Inverted Yield Curve

This indicator is simply based on the 2Yr Yield - 10 Yr Yield. Over the last few recession, it has predicted the upcoming recession. Note that there was a false alarm in 1998.
This indicator has been blasted in the news channel recently especially with a recent inversion a month ago.

If you look at the graph above, the previous recessions had inversions which lasted for several months before the actual recession.

Therefore, I don’t think we are quite there yet.

Purchasing Managers' Index (PMI)

The ISM PMI dragged down the market by 800 points this week.

The PMI is a composite index that gives equal weighting to new orders, production, employment, supplier deliveries, and inventories. A PMI index greater than 50 indicates expansion  Less than 50 shows a contraction.
The reason why the market is jittery is because it is currently at 47.8  the previous month was around 49.  So we had a couple of months of contractions  

After grabbing the PMI data since 1948, and correlating with the recession months, you can clearly see that a PMI indicator around 42 means that we are in a recession.
The trend is definitely going downwards. If we get to 45 then I think we have a high probability of a recession in the coming months. 

Salm's Unemployment Rate

The unemployment is at its 50yr low. This must be good news right? The market thought so, and were up by 3%.
Unfortunately, the absolute number is not a good indicator. A better way is to use the average of the last 3 months' rate compared with the lowest rate from the trailing 12 months. This method, proposed by Sahm is tightly correlated with  the recessions since 1948.

Note that this is a lagging indicator meaning that it’s difficult to predict a recession. This means it’s tough to hedge your bets and start protecting your assets.
With the current unemployment rate at its low, a 10% increase means the actual unemployment rate is only at around 4% Thus is still low, but if you trust the indicator, it means a recession Is just aroun the corner. A 5% unemployment rate in the next few months means the recession is already here.

For now, I am looking at closely at how quickly the unemployment rate will increase. If the rate is nice and slow, then we’re in a good shape. If the rate of increase is rapid, then this is bad news. 

Leading Economic Indicator (LEI) and Coincident Economic Index (CEI)

The Leading Economics Indicator used to predict the direction of global economic movements in future months. The index is composed of 10 economic components whose changes tend to precede changes in the overall economy. On the other hand, the Coincident Economic Index (CEI) is a measure of current economic activity.

As you can see below, both indicators are tightly correlated with the recession especially when the indicators are below 0. 

My thresholds are 0.5 for the LEI and 0.2 for the CEI. If the downward trends of these indicators go below the thresholds, then the recession is near. For now, the trends are relatively flat which means we’re still okay. 
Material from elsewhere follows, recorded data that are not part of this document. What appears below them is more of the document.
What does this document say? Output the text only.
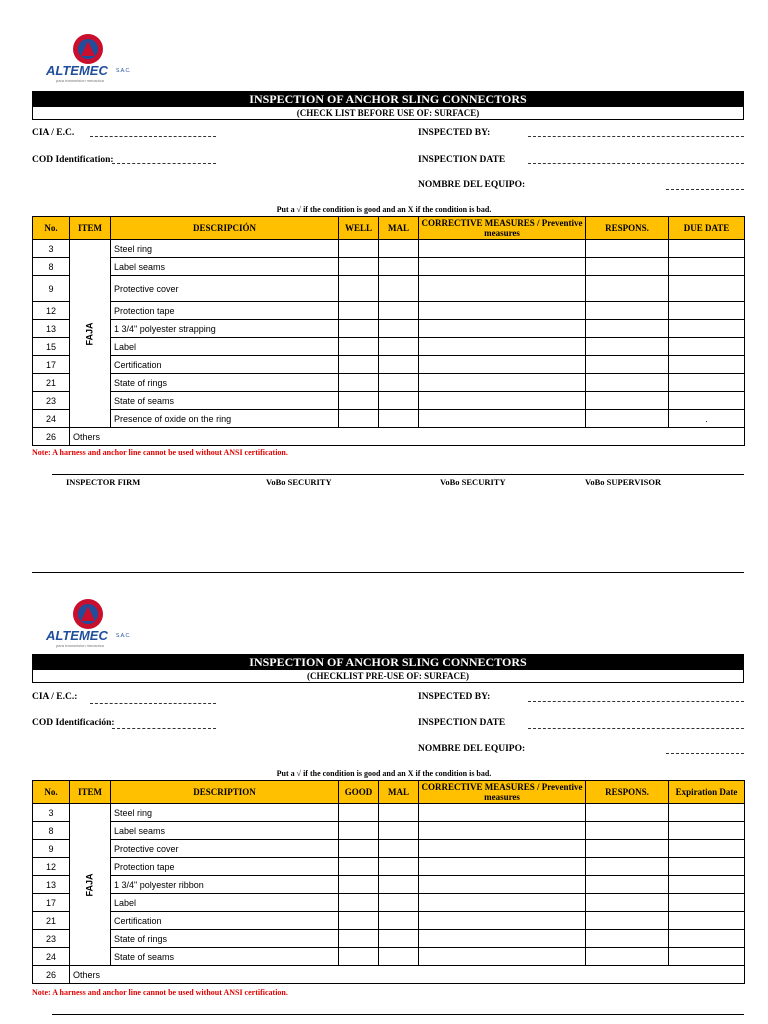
ALTEMEC S.A.C.
para transmision mecanica
INSPECTION OF ANCHOR SLING CONNECTORS
(CHECK LIST BEFORE USE OF: SURFACE)
CIA / E.C.
COD Identification:
INSPECTED BY:
INSPECTION DATE
NOMBRE DEL EQUIPO:
Put a √ if the condition is good and an X if the condition is bad.
No.	ITEM	DESCRIPCIÓN	WELL	MAL	CORRECTIVE MEASURES / Preventive measures	RESPONS.	DUE DATE
3	FAJA	Steel ring					
8		Label seams					
9		Protective cover					
12		Protection tape					
13		1 3/4" polyester strapping					
15		Label					
17		Certification					
21		State of rings					
23		State of seams					
24		Presence of oxide on the ring					.
26	Others						
Note: A harness and anchor line cannot be used without ANSI certification.
INSPECTOR FIRM	VoBo SECURITY	VoBo SECURITY	VoBo SUPERVISOR
ALTEMEC S.A.C.
para transmision mecanica
INSPECTION OF ANCHOR SLING CONNECTORS
(CHECKLIST PRE-USE OF: SURFACE)
CIA / E.C.:
COD Identificación:
INSPECTED BY:
INSPECTION DATE
NOMBRE DEL EQUIPO:
Put a √ if the condition is good and an X if the condition is bad.
No.	ITEM	DESCRIPTION	GOOD	MAL	CORRECTIVE MEASURES / Preventive measures	RESPONS.	Expiration Date
3	FAJA	Steel ring					
8		Label seams					
9		Protective cover					
12		Protection tape					
13		1 3/4" polyester ribbon					
17		Label					
21		Certification					
23		State of rings					
24		State of seams					
26	Others						
Note: A harness and anchor line cannot be used without ANSI certification.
Of course a recession is coming. But I don’t think we are there yet. The indicators are definitely currently showing a downward trend. If the PMI indicator dips below 45 or the Sahm indicator gets higher than 0.1 then I will start to get worried. The LEI and CEI are also not showing a drop. Lastly, the yield curve is not deep enough in the negative. Currently, it is positive.

Now, if a recession is coming, what should we do? This obviously depends on your situation. Maybe a future post?